Maret, 2019
Rumah di kampung, persis beberapa jam selepas jam kerja Laras di kantor berakhir.
“Nawang, yakin masih punya simpenan? Kalau nggak ada, nggak perlu ngasih uang bulanan ke Ibuk kayak gini. Ibuk nggak apa-apa, kok, Wang. Pentingin pendidikanmu dulu. Kamu harus segera lanjut, kan?” ujar Anjani seraya memegang sebuah amplop coklat berisi beberapa lembar uang berwarna merah.
“Nawang yang kenapa-napa. Nawang nggak nyaman kalau Ibuk nolak uang pemberian ini. Jadi, tolong Ibuk terima, ya. Untuk biaya pendidikan, sudah Nawang sisihkan sebagian,” ujar gadis bontot itu seraya melukiskan senyum.
Mata Anjani berbinar-binar, “Bolehkah Ibuk mencium Nawang?”
Nawang mengangguk, kedua bola matanya melebar seketika dengan senyuman yang masih terpampang di wajahnya.
Anjani mendekatkan bibirnya ke kening Nawang, “Anak bontot Ibuk udah dewasa, ya.”
Mereka terkekeh. “Ah, Ibuk! Udah dulu, ya, anak bontot ini mau nge-review barang endorse lagi,” Nawang beranjak menuju kamarnya, meninggalkan Anjani dengan beberapa lembar uang pemberiannya di ruang tamu, satu-satunya ruang berkumpul yang mereka punya di rumah sederhana ini. Bagian yang lain dari rumah ini hanya ada dua kamar tidur, yang satu muat untuk dua orang, yang satu bisa ditempati sekitar empat orang dengan kasur berundak, lalu kamar mandi, dapur, juga gudang kecil di lorong yang sama ketika menuju dapur.

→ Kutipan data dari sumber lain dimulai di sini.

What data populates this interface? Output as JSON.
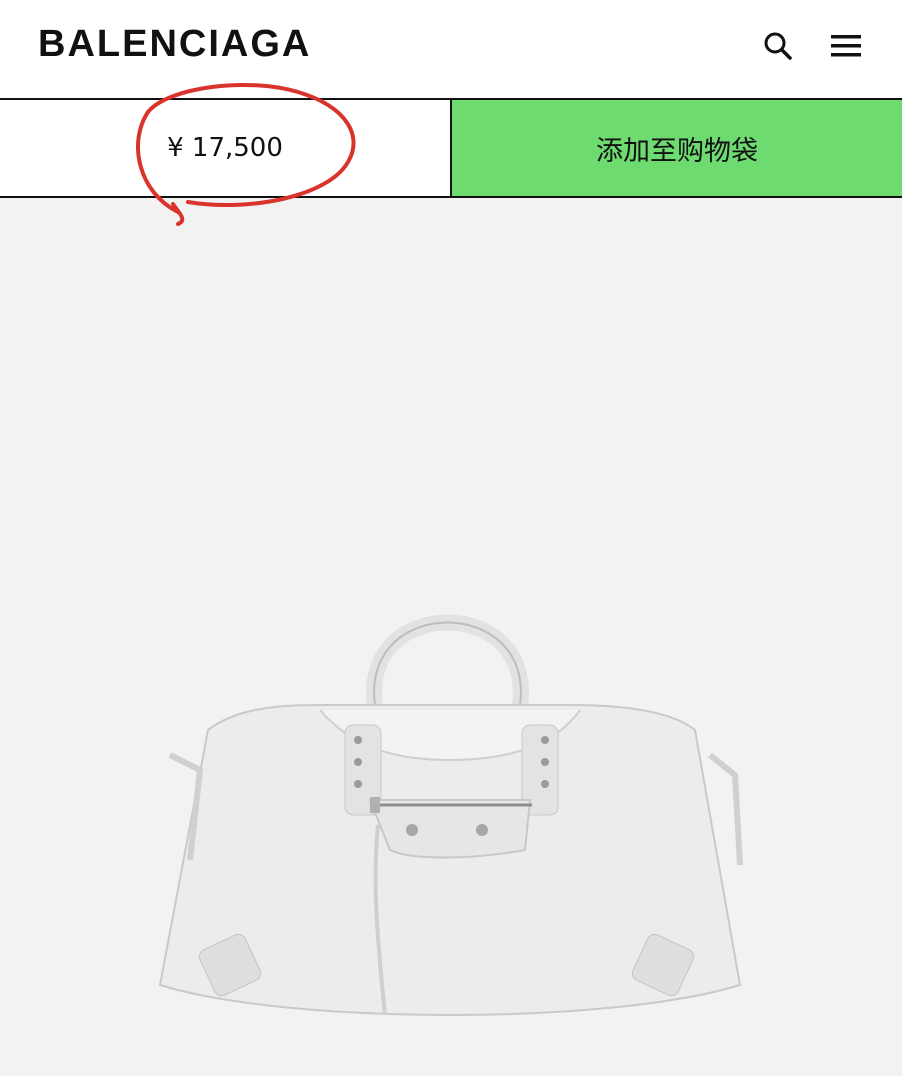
{
  "header": {
    "logo": "BALENCIAGA",
    "search_icon": "search-icon",
    "menu_icon": "menu-icon"
  },
  "actions": {
    "price": "¥ 17,500",
    "add_to_bag_label": "添加至购物袋"
  },
  "product": {
    "image": "white-handbag"
  },
  "colors": {
    "header_bg": "#ffffff",
    "page_bg": "#f2f2f2",
    "add_button_bg": "#6ddb6f",
    "annotation": "#d9342b"
  }
}
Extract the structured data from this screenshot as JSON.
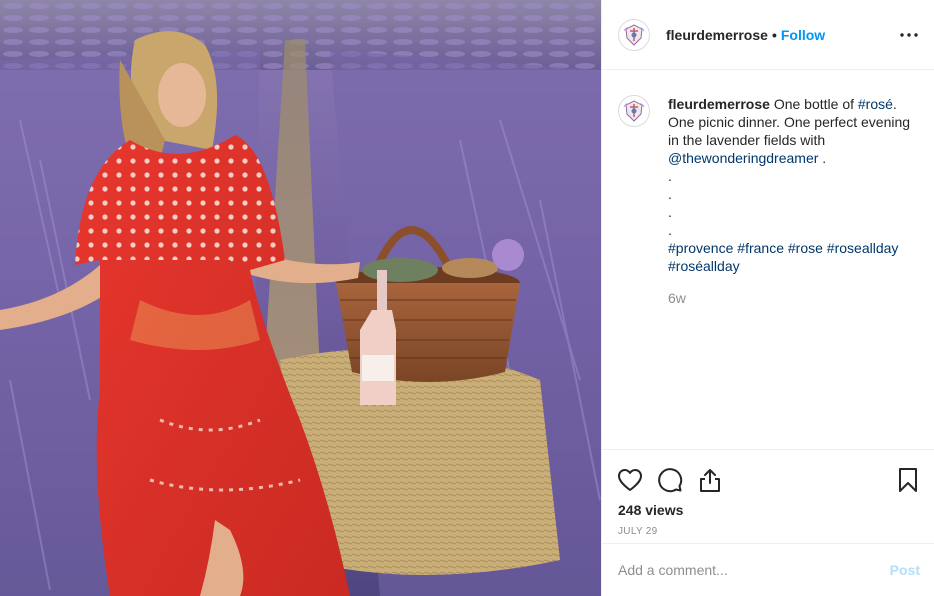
{
  "account": {
    "username": "fleurdemerrose",
    "separator": "•",
    "follow_label": "Follow",
    "more_label": "•••"
  },
  "caption": {
    "username": "fleurdemerrose",
    "text_1": " One bottle of ",
    "hashtag_1": "#rosé",
    "text_2": ". One picnic dinner. One perfect evening in the lavender fields with ",
    "mention": "@thewonderingdreamer",
    "text_3": " .",
    "dots": [
      ".",
      ".",
      ".",
      "."
    ],
    "hashtags": [
      "#provence",
      "#france",
      "#rose",
      "#roseallday",
      "#roséallday"
    ],
    "time_ago": "6w"
  },
  "actions": {
    "like_icon": "heart-icon",
    "comment_icon": "comment-icon",
    "share_icon": "share-icon",
    "save_icon": "bookmark-icon"
  },
  "stats": {
    "views": "248 views",
    "date": "July 29"
  },
  "comment_box": {
    "placeholder": "Add a comment...",
    "post_label": "Post"
  },
  "colors": {
    "link": "#00376b",
    "follow": "#0095f6",
    "muted": "#8e8e8e",
    "post_disabled": "#b2dffc"
  }
}
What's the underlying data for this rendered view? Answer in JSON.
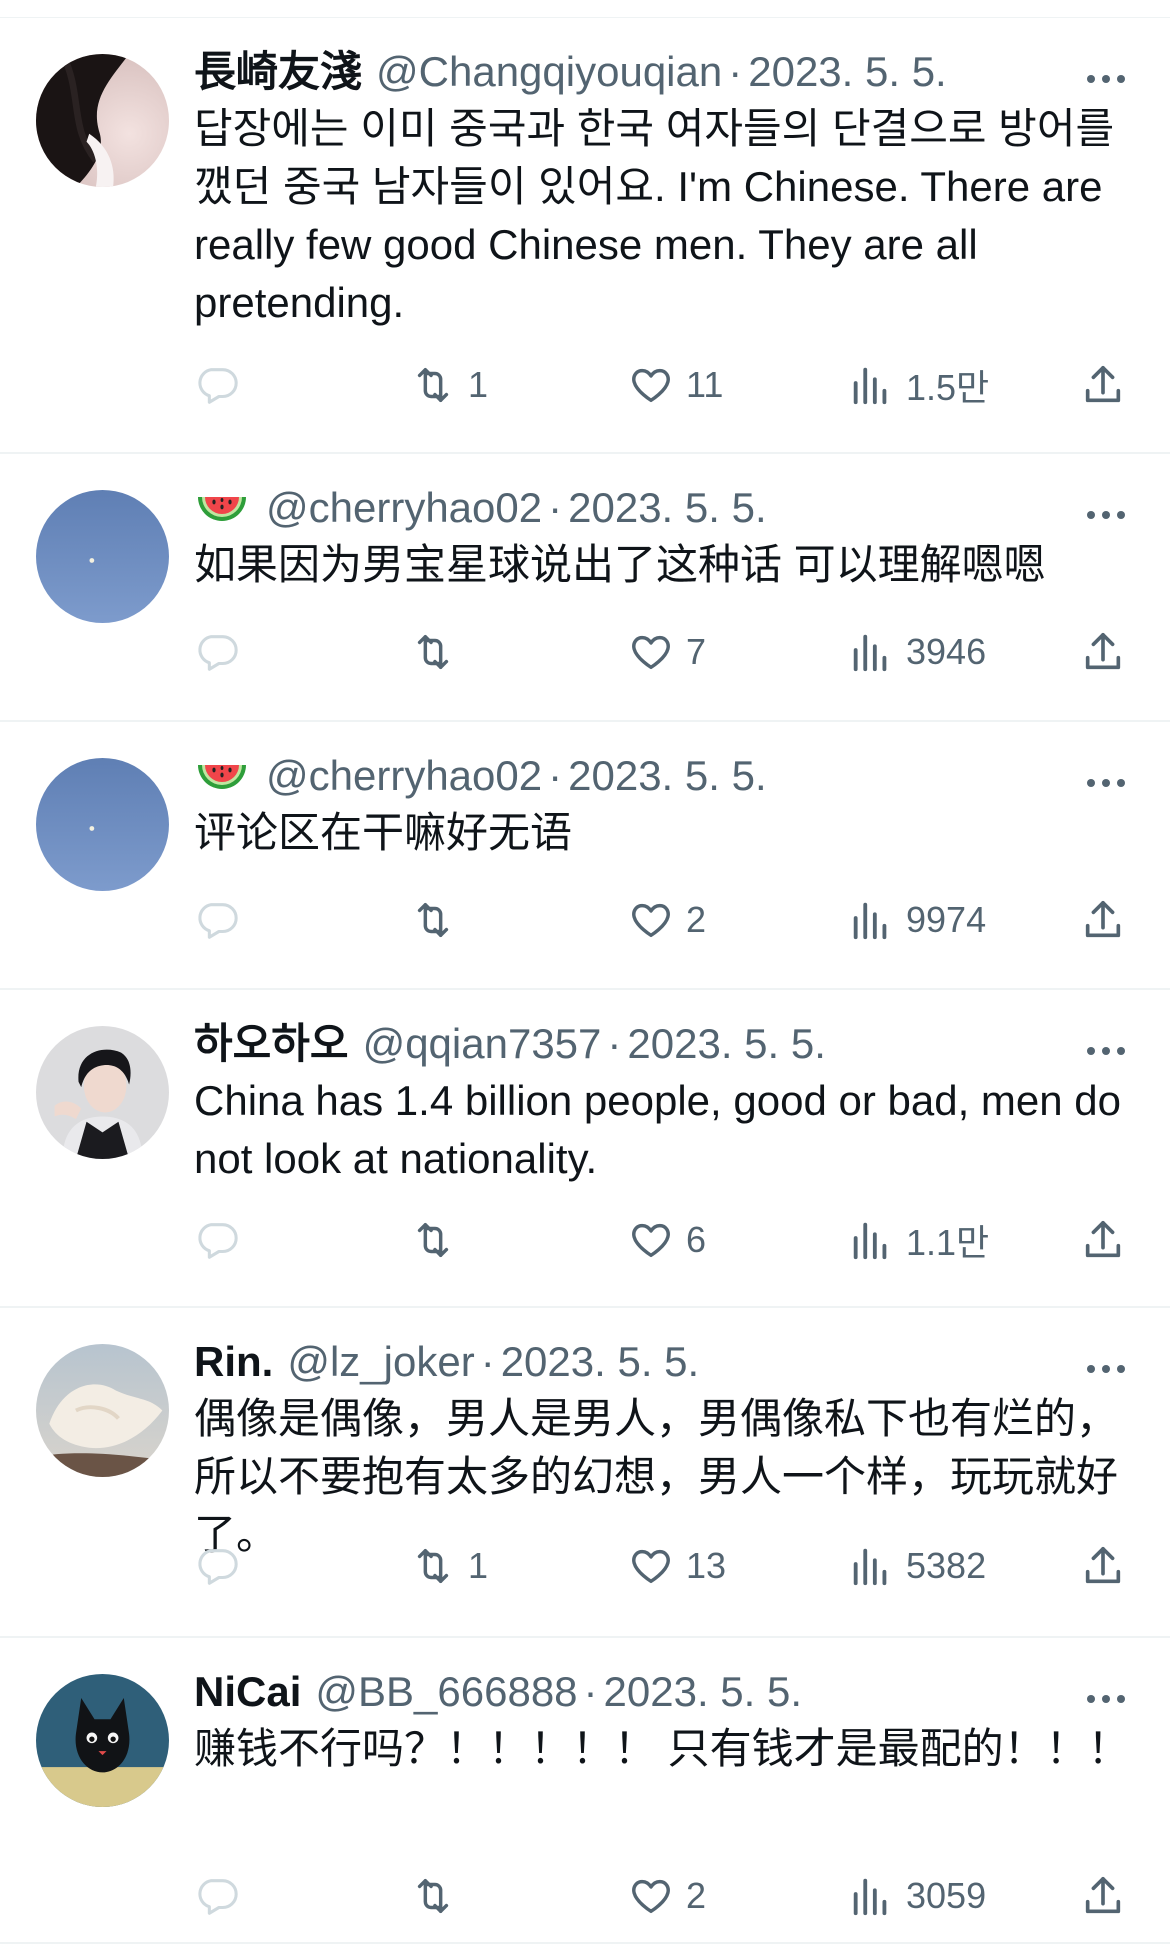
{
  "colors": {
    "text_primary": "#0f1419",
    "text_secondary": "#536471",
    "divider": "#eff3f4",
    "reply_icon": "#cfd9de"
  },
  "tweets": [
    {
      "display_name": "長崎友淺",
      "handle": "@Changqiyouqian",
      "separator": "·",
      "date": "2023. 5. 5.",
      "text": "답장에는 이미 중국과 한국 여자들의 단결으로 방어를 깼던 중국 남자들이 있어요. I'm Chinese. There are really few good Chinese men. They are all pretending.",
      "retweets": "1",
      "likes": "11",
      "views": "1.5만",
      "avatar": "dark-hair-photo"
    },
    {
      "display_name": "",
      "name_emoji": "watermelon-icon",
      "handle": "@cherryhao02",
      "separator": "·",
      "date": "2023. 5. 5.",
      "text": "如果因为男宝星球说出了这种话 可以理解嗯嗯",
      "retweets": "",
      "likes": "7",
      "views": "3946",
      "avatar": "sky-moon-photo"
    },
    {
      "display_name": "",
      "name_emoji": "watermelon-icon",
      "handle": "@cherryhao02",
      "separator": "·",
      "date": "2023. 5. 5.",
      "text": "评论区在干嘛好无语",
      "retweets": "",
      "likes": "2",
      "views": "9974",
      "avatar": "sky-moon-photo"
    },
    {
      "display_name": "하오하오",
      "handle": "@qqian7357",
      "separator": "·",
      "date": "2023. 5. 5.",
      "text": "China has 1.4 billion people, good or bad, men do not look at nationality.",
      "retweets": "",
      "likes": "6",
      "views": "1.1만",
      "avatar": "young-man-photo"
    },
    {
      "display_name": "Rin.",
      "handle": "@lz_joker",
      "separator": "·",
      "date": "2023. 5. 5.",
      "text": "偶像是偶像，男人是男人，男偶像私下也有烂的，所以不要抱有太多的幻想，男人一个样，玩玩就好了。",
      "retweets": "1",
      "likes": "13",
      "views": "5382",
      "avatar": "white-fabric-photo"
    },
    {
      "display_name": "NiCai",
      "handle": "@BB_666888",
      "separator": "·",
      "date": "2023. 5. 5.",
      "text": "赚钱不行吗？！！！！！ 只有钱才是最配的！！！",
      "retweets": "",
      "likes": "2",
      "views": "3059",
      "avatar": "black-cat-photo"
    }
  ]
}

Nawang masuk ke kamarnya yang ia tempati dengan Laras, menutup pintu erat-erat. Senyumnya perlahan pudar, ia meringkuk di belakang pintu seraya merogoh saku dan meraih ponselnya.
Layar ponsel dinyalakan olehnya. Ia segera beranjak kembali dan bertekad akan segera mengunggah review barang-barang dari para supplier yang sudah menggunung di bagian kosong kamar itu, sudut ruangan.